1. ## prove that

prove that the product of five successive natural numbers can't be a perfect square.

2. Originally Posted by archimedes81
prove that the product of five successive natural numbers can't be a perfect square.
Let the five numbers be: $\displaystyle n,\ n+1,\ n+2,\ n+3,\ n+4$ their product is divisible by $\displaystyle n$, and if $\displaystyle n>4$ is not divisible by $\displaystyle n^2$ as that would require that $\displaystyle 1\ 2,\ 3$ or $\displaystyle 4$ were divisible by $\displaystyle n$.

The cases $\displaystyle n=1,2,3,4$ can be eliminated by direct calculation.

CB

3. Hi,
Originally Posted by CaptainBlack
Let the five numbers be: $\displaystyle n,\ n+1,\ n+2,\ n+3,\ n+4$ their product is divisible by $\displaystyle n$, and if $\displaystyle n>4$ is not divisible by $\displaystyle n^2$ as that would require that $\displaystyle 1\ 2,\ 3$ or $\displaystyle 4$ were divisible by $\displaystyle n$.

The cases $\displaystyle n=1,2,3,4$ can be eliminated by direct calculation.

CB
I had a thought on this problem... And started like you. But let's imagine n=pq.
Then, we can have p divides 2 (p=2) and q divides 4 (q=4). But yet n=8 and doesn't divide 1,2,3,4.

Whereas if we consider the consecutive numbers n-2,n-1,n,n+1,n+2, we have their product equal to :
$\displaystyle n(n^2-1)(n^2-4)=n(n^4-5n^2+4)$
And from this, it should be clear that n has to divide 4.

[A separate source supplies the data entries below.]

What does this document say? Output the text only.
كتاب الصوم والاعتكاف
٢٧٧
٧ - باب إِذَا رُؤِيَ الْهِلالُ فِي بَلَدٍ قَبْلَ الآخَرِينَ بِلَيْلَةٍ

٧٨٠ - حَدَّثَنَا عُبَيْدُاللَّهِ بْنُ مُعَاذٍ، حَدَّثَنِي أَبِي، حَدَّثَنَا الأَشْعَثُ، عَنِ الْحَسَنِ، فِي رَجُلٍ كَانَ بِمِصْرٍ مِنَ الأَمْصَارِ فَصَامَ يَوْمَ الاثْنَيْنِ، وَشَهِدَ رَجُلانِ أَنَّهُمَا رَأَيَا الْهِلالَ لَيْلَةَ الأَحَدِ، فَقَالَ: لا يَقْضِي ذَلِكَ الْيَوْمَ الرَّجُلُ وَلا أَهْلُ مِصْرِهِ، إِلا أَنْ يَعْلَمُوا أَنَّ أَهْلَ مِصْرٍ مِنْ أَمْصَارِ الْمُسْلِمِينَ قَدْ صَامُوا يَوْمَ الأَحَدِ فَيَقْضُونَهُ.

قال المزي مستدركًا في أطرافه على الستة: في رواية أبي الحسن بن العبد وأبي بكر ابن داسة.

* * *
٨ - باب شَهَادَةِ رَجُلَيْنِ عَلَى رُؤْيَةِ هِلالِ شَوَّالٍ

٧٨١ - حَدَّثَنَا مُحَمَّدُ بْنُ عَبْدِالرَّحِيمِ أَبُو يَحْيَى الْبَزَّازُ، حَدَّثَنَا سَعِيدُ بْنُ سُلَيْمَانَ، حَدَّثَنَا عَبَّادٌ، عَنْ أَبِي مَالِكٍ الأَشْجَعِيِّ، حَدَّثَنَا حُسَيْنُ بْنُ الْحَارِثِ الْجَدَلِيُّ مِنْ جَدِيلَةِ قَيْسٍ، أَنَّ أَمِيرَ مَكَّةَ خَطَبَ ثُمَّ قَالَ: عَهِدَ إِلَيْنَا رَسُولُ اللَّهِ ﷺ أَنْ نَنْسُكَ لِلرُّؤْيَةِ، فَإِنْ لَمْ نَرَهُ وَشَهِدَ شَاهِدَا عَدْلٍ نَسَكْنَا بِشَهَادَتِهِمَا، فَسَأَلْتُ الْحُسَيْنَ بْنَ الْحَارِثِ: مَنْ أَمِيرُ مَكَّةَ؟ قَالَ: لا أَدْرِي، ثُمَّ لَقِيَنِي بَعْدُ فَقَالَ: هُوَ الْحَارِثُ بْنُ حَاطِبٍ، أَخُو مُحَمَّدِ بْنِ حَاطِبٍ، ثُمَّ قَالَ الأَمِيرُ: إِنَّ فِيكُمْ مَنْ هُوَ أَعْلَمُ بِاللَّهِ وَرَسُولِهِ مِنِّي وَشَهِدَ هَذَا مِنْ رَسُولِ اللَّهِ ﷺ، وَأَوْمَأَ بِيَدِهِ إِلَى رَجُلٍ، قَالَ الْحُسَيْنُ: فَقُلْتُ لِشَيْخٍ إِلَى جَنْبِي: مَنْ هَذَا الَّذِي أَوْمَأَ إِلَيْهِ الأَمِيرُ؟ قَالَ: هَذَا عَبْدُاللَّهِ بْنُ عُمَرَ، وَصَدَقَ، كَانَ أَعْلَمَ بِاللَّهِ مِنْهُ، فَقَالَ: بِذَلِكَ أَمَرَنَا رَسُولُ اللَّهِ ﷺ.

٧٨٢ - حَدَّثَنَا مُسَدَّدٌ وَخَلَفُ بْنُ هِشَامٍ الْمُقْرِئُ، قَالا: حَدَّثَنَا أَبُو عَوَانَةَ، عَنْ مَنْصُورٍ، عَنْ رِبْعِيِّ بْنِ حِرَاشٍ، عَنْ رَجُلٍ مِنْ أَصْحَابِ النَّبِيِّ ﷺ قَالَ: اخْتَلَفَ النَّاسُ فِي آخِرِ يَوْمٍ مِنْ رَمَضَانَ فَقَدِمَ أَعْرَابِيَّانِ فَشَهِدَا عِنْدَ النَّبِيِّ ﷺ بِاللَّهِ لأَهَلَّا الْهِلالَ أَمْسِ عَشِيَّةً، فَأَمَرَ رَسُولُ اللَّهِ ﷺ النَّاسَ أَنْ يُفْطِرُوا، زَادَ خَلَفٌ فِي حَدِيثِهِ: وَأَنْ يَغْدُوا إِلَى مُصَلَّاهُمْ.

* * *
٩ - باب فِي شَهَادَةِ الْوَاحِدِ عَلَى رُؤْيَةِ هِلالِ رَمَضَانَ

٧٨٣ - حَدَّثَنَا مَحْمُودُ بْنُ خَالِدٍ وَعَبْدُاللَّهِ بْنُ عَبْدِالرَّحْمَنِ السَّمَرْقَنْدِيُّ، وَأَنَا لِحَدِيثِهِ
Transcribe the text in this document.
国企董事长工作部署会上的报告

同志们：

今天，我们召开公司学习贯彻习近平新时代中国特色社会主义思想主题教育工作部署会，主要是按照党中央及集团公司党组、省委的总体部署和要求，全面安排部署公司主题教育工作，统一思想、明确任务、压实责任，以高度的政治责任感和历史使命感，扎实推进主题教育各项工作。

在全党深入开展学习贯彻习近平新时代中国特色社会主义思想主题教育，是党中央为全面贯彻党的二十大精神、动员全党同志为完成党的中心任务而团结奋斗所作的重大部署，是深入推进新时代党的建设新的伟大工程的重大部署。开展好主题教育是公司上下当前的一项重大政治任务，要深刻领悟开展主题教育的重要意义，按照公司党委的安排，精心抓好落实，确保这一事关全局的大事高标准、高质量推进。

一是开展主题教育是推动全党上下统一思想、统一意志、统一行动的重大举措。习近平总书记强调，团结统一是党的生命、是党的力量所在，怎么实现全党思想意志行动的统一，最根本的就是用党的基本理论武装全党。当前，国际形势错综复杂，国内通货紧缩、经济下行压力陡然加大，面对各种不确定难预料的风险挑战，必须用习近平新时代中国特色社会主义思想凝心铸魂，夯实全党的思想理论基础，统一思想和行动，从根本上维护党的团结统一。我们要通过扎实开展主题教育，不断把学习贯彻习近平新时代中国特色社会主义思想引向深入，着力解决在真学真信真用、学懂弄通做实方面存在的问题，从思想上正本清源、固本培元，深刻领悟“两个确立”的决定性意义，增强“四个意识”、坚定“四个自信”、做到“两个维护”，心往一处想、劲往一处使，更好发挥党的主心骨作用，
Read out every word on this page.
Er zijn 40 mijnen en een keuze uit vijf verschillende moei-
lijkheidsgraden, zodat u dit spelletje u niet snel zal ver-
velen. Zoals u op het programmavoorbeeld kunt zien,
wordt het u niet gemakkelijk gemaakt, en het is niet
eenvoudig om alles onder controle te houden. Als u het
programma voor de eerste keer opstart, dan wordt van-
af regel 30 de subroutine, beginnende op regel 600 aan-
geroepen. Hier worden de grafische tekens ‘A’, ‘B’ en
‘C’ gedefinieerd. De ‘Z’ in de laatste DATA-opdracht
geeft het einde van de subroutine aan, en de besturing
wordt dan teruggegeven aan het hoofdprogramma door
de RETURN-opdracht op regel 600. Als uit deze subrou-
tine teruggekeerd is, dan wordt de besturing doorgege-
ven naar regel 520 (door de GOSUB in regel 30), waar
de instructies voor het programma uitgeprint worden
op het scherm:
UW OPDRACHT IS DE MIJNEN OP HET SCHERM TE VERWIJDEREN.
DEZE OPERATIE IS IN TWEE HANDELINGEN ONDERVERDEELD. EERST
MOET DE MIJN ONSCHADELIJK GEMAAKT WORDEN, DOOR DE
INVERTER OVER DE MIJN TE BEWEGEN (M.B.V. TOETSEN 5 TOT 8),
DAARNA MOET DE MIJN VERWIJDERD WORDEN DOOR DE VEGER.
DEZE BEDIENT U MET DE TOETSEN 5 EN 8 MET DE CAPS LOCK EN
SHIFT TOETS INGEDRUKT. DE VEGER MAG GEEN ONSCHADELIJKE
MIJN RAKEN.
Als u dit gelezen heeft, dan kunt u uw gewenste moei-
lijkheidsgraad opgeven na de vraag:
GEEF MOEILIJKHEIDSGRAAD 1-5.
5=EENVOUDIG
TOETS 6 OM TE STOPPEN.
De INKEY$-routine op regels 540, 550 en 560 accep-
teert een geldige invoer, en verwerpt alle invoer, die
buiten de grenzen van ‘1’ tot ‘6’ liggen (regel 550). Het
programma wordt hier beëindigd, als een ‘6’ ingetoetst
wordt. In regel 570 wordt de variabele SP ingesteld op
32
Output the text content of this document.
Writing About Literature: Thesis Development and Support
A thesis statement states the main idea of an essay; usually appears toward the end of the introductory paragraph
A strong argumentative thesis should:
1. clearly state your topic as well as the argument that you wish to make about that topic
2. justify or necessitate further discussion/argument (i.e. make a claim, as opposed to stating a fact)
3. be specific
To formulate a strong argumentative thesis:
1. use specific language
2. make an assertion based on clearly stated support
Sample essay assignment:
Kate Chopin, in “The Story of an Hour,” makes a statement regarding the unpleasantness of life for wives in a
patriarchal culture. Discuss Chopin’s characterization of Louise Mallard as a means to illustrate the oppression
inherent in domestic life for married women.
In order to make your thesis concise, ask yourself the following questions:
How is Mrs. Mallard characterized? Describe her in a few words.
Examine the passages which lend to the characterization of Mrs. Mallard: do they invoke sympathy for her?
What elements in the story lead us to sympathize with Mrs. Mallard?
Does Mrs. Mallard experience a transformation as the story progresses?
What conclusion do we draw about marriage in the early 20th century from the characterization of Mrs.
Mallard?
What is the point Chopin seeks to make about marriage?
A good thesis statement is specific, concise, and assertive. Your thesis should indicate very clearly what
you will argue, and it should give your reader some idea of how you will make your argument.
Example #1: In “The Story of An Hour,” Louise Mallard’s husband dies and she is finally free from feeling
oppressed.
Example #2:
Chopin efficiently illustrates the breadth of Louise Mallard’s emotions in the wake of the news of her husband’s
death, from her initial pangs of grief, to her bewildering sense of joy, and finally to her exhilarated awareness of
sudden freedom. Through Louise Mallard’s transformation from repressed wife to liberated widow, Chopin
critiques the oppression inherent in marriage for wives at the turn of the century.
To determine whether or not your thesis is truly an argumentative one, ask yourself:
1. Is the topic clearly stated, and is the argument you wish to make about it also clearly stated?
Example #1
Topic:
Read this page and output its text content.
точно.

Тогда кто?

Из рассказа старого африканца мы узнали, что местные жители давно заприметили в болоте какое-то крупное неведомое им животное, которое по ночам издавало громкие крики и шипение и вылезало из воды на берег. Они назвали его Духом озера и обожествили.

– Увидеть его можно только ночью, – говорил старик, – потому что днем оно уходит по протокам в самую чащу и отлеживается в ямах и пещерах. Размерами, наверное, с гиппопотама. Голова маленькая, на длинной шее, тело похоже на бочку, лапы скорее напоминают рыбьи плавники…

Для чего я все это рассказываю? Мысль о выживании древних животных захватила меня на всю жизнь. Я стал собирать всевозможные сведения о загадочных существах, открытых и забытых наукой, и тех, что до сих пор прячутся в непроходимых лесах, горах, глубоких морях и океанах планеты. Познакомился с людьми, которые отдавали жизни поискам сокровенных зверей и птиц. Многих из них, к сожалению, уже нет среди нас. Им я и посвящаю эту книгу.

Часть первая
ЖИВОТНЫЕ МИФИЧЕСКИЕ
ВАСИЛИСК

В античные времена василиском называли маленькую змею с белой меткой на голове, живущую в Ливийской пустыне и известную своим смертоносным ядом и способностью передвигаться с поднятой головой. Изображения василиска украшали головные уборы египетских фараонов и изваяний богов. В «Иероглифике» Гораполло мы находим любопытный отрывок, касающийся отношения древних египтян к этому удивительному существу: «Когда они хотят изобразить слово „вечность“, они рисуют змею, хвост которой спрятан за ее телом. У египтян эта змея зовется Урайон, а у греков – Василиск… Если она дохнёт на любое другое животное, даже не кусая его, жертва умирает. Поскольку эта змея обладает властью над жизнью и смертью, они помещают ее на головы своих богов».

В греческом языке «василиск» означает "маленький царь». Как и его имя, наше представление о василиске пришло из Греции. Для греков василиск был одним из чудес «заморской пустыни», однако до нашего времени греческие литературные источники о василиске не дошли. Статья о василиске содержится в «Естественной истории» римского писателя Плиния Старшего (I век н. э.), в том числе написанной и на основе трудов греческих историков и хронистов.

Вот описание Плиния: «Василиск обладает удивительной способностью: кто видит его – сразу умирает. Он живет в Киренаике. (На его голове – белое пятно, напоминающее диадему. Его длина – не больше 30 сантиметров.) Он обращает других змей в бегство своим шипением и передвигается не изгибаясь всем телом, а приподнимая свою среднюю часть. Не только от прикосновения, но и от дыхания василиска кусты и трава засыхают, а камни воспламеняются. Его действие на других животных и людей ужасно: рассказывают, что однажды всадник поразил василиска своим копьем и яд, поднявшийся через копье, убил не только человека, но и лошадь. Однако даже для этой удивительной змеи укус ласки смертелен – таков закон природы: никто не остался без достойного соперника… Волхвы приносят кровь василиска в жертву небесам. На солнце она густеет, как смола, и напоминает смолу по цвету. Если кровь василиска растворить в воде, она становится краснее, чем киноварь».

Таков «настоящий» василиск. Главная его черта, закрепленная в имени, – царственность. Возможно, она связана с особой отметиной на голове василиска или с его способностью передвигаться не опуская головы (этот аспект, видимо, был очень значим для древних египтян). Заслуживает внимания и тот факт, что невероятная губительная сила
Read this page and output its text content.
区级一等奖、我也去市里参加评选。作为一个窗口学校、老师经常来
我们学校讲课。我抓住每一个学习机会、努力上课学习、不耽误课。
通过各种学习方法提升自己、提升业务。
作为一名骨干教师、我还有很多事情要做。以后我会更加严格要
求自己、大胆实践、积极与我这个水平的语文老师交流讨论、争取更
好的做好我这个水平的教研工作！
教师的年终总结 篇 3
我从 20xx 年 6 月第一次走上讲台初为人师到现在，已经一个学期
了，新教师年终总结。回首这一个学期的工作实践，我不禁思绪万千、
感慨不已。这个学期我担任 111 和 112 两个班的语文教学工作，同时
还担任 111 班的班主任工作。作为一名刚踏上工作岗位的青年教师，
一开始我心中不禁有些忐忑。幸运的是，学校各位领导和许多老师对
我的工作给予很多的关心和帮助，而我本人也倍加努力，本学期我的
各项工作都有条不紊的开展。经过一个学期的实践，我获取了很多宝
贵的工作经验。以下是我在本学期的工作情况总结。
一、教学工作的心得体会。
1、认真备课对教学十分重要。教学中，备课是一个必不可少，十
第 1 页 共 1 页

BUT there is still a problem. What happens if n is a square ? Or if n contains a square in its factors ???
We have to reconsider the equation

4. Originally Posted by Moo
Hi,

I had a thought on this problem... And started like you. But let's imagine n=pq.
Then, we can have p divides 2 (p=2) and q divides 4 (q=4). But yet n=8 and doesn't divide 1,2,3,4.
Consider the prime decomposition of $\displaystyle n=p_1^{k_1} ... p_r^{k_r}$

We have $\displaystyle (n+1)(n+2)(n+3)(n+4)$ is divisible by n (if the product of the five consecutive numbers is a perfect square). So $\displaystyle p_i$ divides one of $\displaystyle 2,3$ or $\displaystyle 4$, and the only possibilities this leaves for $\displaystyle n$ are $\displaystyle 2,\ 3,\ 4,\ 6,\ 8,\ 12,\ 24$ and these can be eliminated by direct computation (I could add additional justification here but the reader should be able provide that for themselves - if I have got the argument right).

That should work, or have I still missed something?

CB

5. Originally Posted by CaptainBlack
Consider the prime decomposition of $\displaystyle n=p_1^{k_1} ... p_r^{k_r}$

We have $\displaystyle (n+1)(n+2)(n+3)(n+4)$ is divisible by n (if the product of the five consecutive numbers is a perfect square). So $\displaystyle p_i$ divides one of $\displaystyle 2,3$ or $\displaystyle 4$, and the only possibilities this leaves for $\displaystyle n$ are $\displaystyle 2,\ 3,\ 4,\ 6,\ 8,\ 12,\ 24$ and these can be eliminated by direct computation (I could add additional justification here but the reader should be able provide that for themselves - if I have got the argument right).

That should work, or have I still missed something?

CB
This works, yes ^^

But now, you haven't considered the situation where n has a square in its factor (or even if it's a square itself).
Because then we wouldn't need n to divide (n+1)(n+2)(n+3)(n+4)